Меня отрезвляет чье-то хихиканье. За столом полная тишина. Тетя Лина похожа на бутылку серной кислоты. Моя соседка подавляет смешок. Все смотрят на меня.

Меня бросает в пот. Оказывается, я сижу, как тогда во Фландрии, навалившись локтями на стол, зажав в руке кость, пальцы облиты жиром, я обсасываю остатки котлеты, а все другие едят, чинно орудуя ножом и вилкой.

Красный, как кумач, не глядя ни на кого, я кладу кость на тарелку. Как же это я так забылся? Но я попросту отвык есть иначе: на фронте мы только так и ели, в лучшем случае у нас бывала ложка или вилка, тарелок мы в глаза не видели.
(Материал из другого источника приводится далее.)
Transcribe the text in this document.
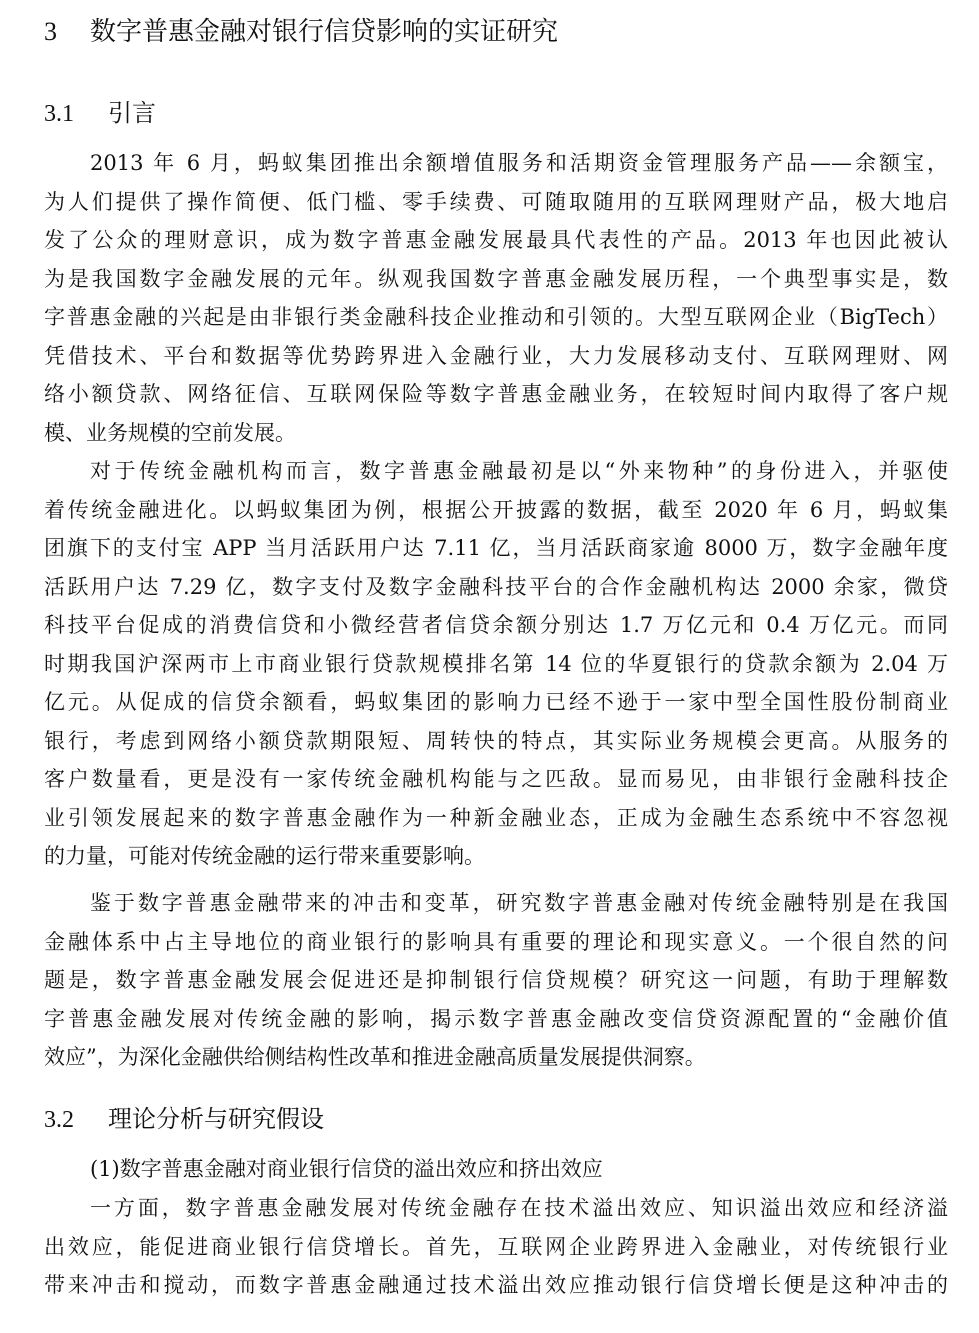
3 数字普惠金融对银行信贷影响的实证研究
3.1 引言
2013 年 6 月，蚂蚁集团推出余额增值服务和活期资金管理服务产品——余额宝，
为人们提供了操作简便、低门槛、零手续费、可随取随用的互联网理财产品，极大地启
发了公众的理财意识，成为数字普惠金融发展最具代表性的产品。2013 年也因此被认
为是我国数字金融发展的元年。纵观我国数字普惠金融发展历程，一个典型事实是，数
字普惠金融的兴起是由非银行类金融科技企业推动和引领的。大型互联网企业（BigTech）
凭借技术、平台和数据等优势跨界进入金融行业，大力发展移动支付、互联网理财、网
络小额贷款、网络征信、互联网保险等数字普惠金融业务，在较短时间内取得了客户规
模、业务规模的空前发展。
对于传统金融机构而言，数字普惠金融最初是以“外来物种”的身份进入，并驱使
着传统金融进化。以蚂蚁集团为例，根据公开披露的数据，截至 2020 年 6 月，蚂蚁集
团旗下的支付宝 APP 当月活跃用户达 7.11 亿，当月活跃商家逾 8000 万，数字金融年度
活跃用户达 7.29 亿，数字支付及数字金融科技平台的合作金融机构达 2000 余家，微贷
科技平台促成的消费信贷和小微经营者信贷余额分别达 1.7 万亿元和 0.4 万亿元。而同
时期我国沪深两市上市商业银行贷款规模排名第 14 位的华夏银行的贷款余额为 2.04 万
亿元。从促成的信贷余额看，蚂蚁集团的影响力已经不逊于一家中型全国性股份制商业
银行，考虑到网络小额贷款期限短、周转快的特点，其实际业务规模会更高。从服务的
客户数量看，更是没有一家传统金融机构能与之匹敌。显而易见，由非银行金融科技企
业引领发展起来的数字普惠金融作为一种新金融业态，正成为金融生态系统中不容忽视
的力量，可能对传统金融的运行带来重要影响。
鉴于数字普惠金融带来的冲击和变革，研究数字普惠金融对传统金融特别是在我国
金融体系中占主导地位的商业银行的影响具有重要的理论和现实意义。一个很自然的问
题是，数字普惠金融发展会促进还是抑制银行信贷规模？研究这一问题，有助于理解数
字普惠金融发展对传统金融的影响，揭示数字普惠金融改变信贷资源配置的“金融价值
效应”，为深化金融供给侧结构性改革和推进金融高质量发展提供洞察。
3.2 理论分析与研究假设
(1)数字普惠金融对商业银行信贷的溢出效应和挤出效应
一方面，数字普惠金融发展对传统金融存在技术溢出效应、知识溢出效应和经济溢
出效应，能促进商业银行信贷增长。首先，互联网企业跨界进入金融业，对传统银行业
带来冲击和搅动，而数字普惠金融通过技术溢出效应推动银行信贷增长便是这种冲击的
Мне стыдно, но в то же время меня душит бешеная злоба. Злоба на этого дядю Карла, который преувеличенно громко заводит разговор о военном займе; злоба на этих людей, которые кичатся своими умными разговорами; злоба на весь этот мир, который так невозмутимо продолжает существовать, поглощенный своими маленькими жалкими интересами, словно и не было вовсе этих чудовищных лет, когда мы знали только одно: смерть или жизнь – и ничего больше.

Молча и угрюмо напихиваю в себя сколько влезет: по крайней мере хоть наемся досыта. При первой возможности незаметно испаряюсь.
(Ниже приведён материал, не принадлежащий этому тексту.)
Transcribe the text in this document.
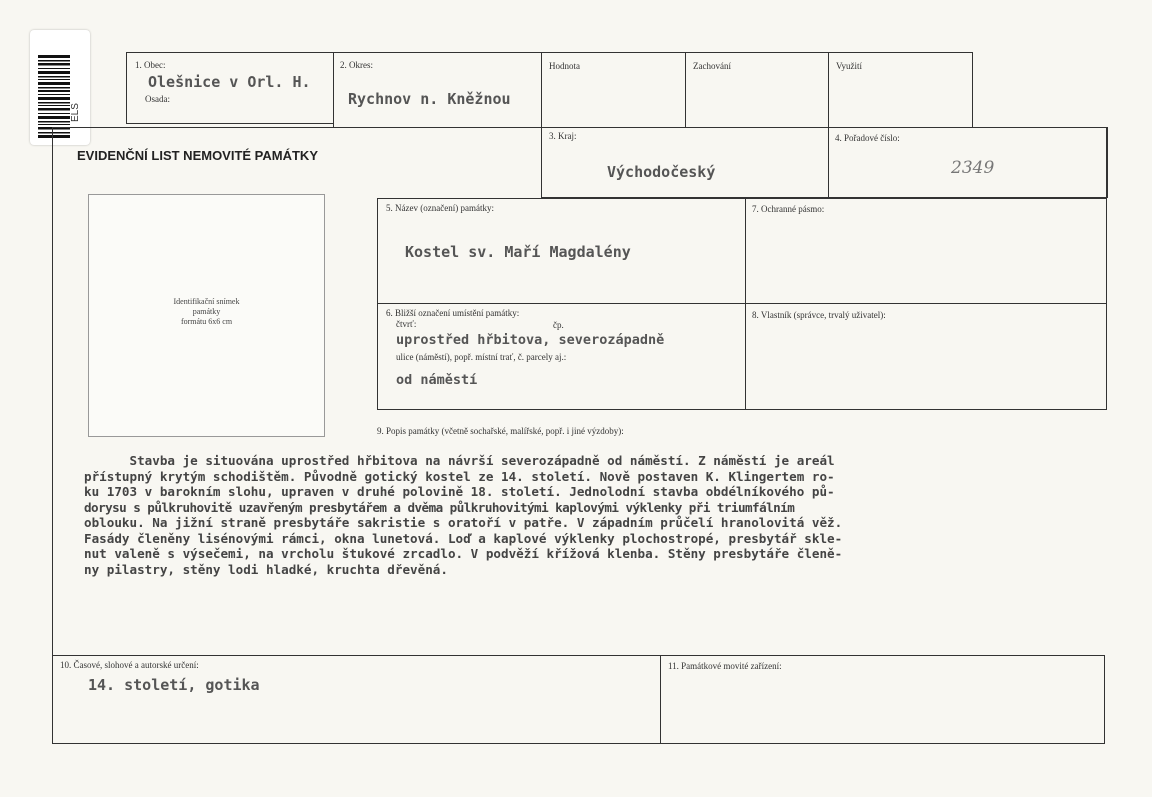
ELS
EVIDENČNÍ LIST NEMOVITÉ PAMÁTKY
Identifikační snímek
památky
formátu 6x6 cm
1. Obec:
Olešnice v Orl. H.
Osada:
2. Okres:
Rychnov n. Kněžnou
Hodnota	Zachování	Využití
3. Kraj:
Východočeský
4. Pořadové číslo:
2349
5. Název (označení) památky:
Kostel sv. Maří Magdalény
7. Ochranné pásmo:
6. Bližší označení umístění památky:
čtvrť:	čp.
uprostřed hřbitova, severozápadně
ulice (náměstí), popř. místní trať, č. parcely aj.:
od náměstí
8. Vlastník (správce, trvalý uživatel):
9. Popis památky (včetně sochařské, malířské, popř. i jiné výzdoby):
Stavba je situována uprostřed hřbitova na návrší severozápadně od náměstí. Z náměstí je areál
přístupný krytým schodištěm. Původně gotický kostel ze 14. století. Nově postaven K. Klingertem ro-
ku 1703 v barokním slohu, upraven v druhé polovině 18. století. Jednolodní stavba obdélníkového pů-
dorysu s půlkruhovitě uzavřeným presbytářem a dvěma půlkruhovitými kaplovými výklenky při triumfálním
oblouku. Na jižní straně presbytáře sakristie s oratoří v patře. V západním průčelí hranolovitá věž.
Fasády členěny lisénovými rámci, okna lunetová. Loď a kaplové výklenky plochostropé, presbytář skle-
nut valeně s výsečemi, na vrcholu štukové zrcadlo. V podvěží křížová klenba. Stěny presbytáře členě-
ny pilastry, stěny lodi hladké, kruchta dřevěná.
10. Časové, slohové a autorské určení:
14. století, gotika
11. Památkové movité zařízení:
В передней стоит все тот же лакей во фраке. Надевая шинель, я злобно бормочу:

– Тебя бы в окоп посадить, обезьяна лакированная! Тебя, да и всю эту шайку!

Я громко хлопаю дверью.

Волк ждет меня на улице. Он радостно бросается на меня.
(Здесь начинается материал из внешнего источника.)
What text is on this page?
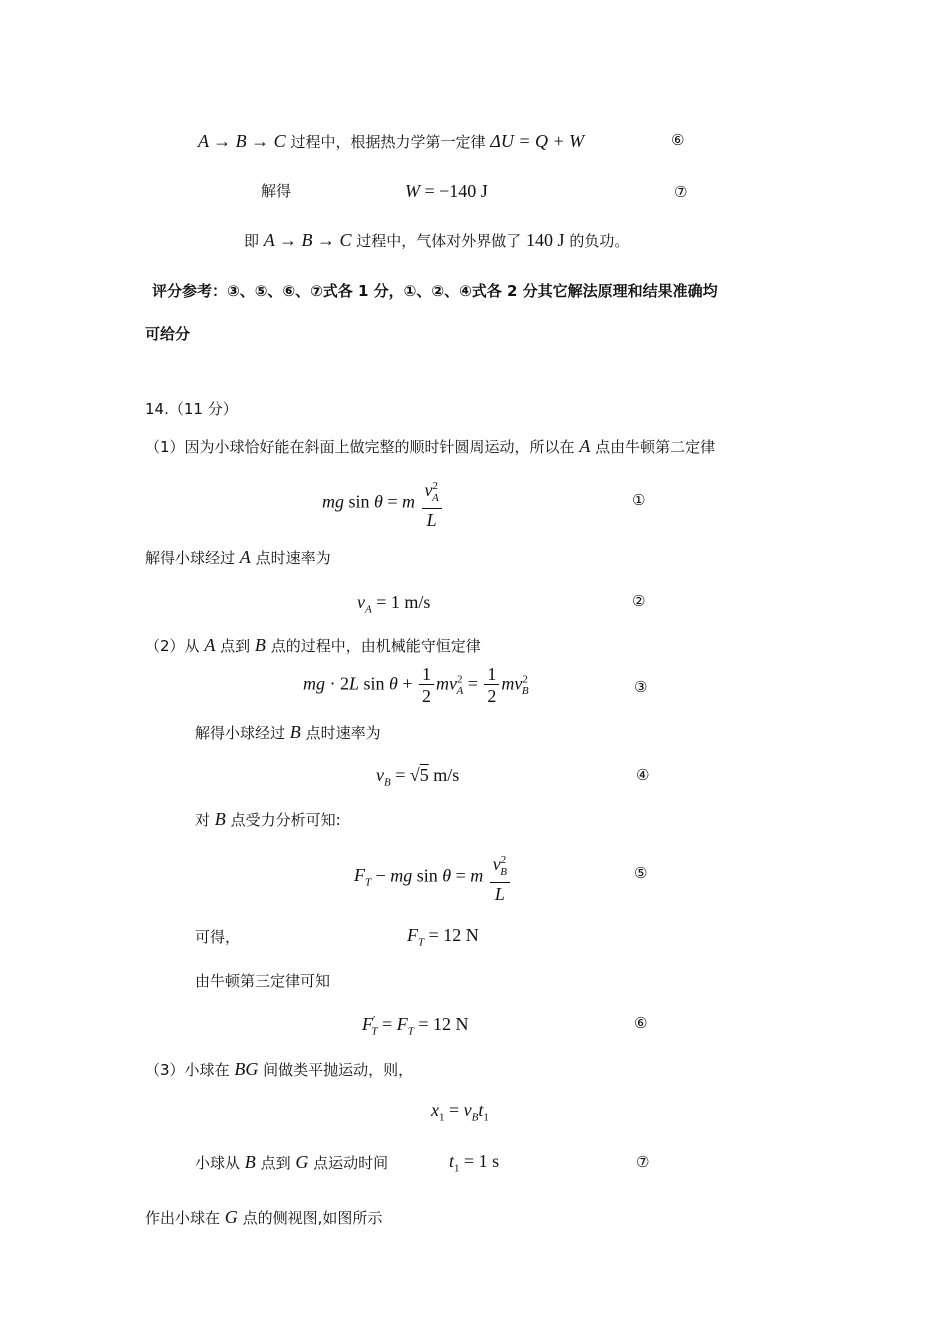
A → B → C 过程中，根据热力学第一定律 ΔU = Q + W	⑥
解得	W = −140 J	⑦
即 A → B → C 过程中，气体对外界做了 140 J 的负功。
评分参考：③、⑤、⑥、⑦式各 1 分，①、②、④式各 2 分其它解法原理和结果准确均
可给分
14.（11 分）
（1）因为小球恰好能在斜面上做完整的顺时针圆周运动，所以在 A 点由牛顿第二定律
mg sin θ = m $\frac{v^2_A}{L}$	①
解得小球经过 A 点时速率为
$v_A = 1$ m/s	②
（2）从 A 点到 B 点的过程中，由机械能守恒定律
mg · 2L $\sin \theta + \frac{1}{2} mv^2_A = \frac{1}{2} mv^2_B$	③
解得小球经过 B 点时速率为
$v_B = √5$ m/s	④
对 B 点受力分析可知:
$F_T$ − mg sin θ = m $\frac{v^2_B}{L}$	⑤
可得，	$F_T = 12$ N
由牛顿第三定律可知
$F'_T = F_T = 12$ N	⑥
（3）小球在 BG 间做类平抛运动，则，
$x_1 = v_Bt_1$
小球从 B 点到 G 点运动时间	$t_1 = 1$ s	⑦
作出小球在 G 点的侧视图,如图所示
– Идем, Волк, – говорю я, и вдруг мне становится ясно, что обозлила меня не неприятность с котлетой, а застоявшийся, самодовольный дух старого времени, который все еще царит здесь. – Идем, Волк, – повторяю я, – это чужие нам люди! С любым томми, с любым французом в окопах мы столкуемся легче, чем с ними. Идем, Волк, идем к нашим товарищам! С ними лучше, хотя они и едят руками и, нажравшись, рыгают. Идем!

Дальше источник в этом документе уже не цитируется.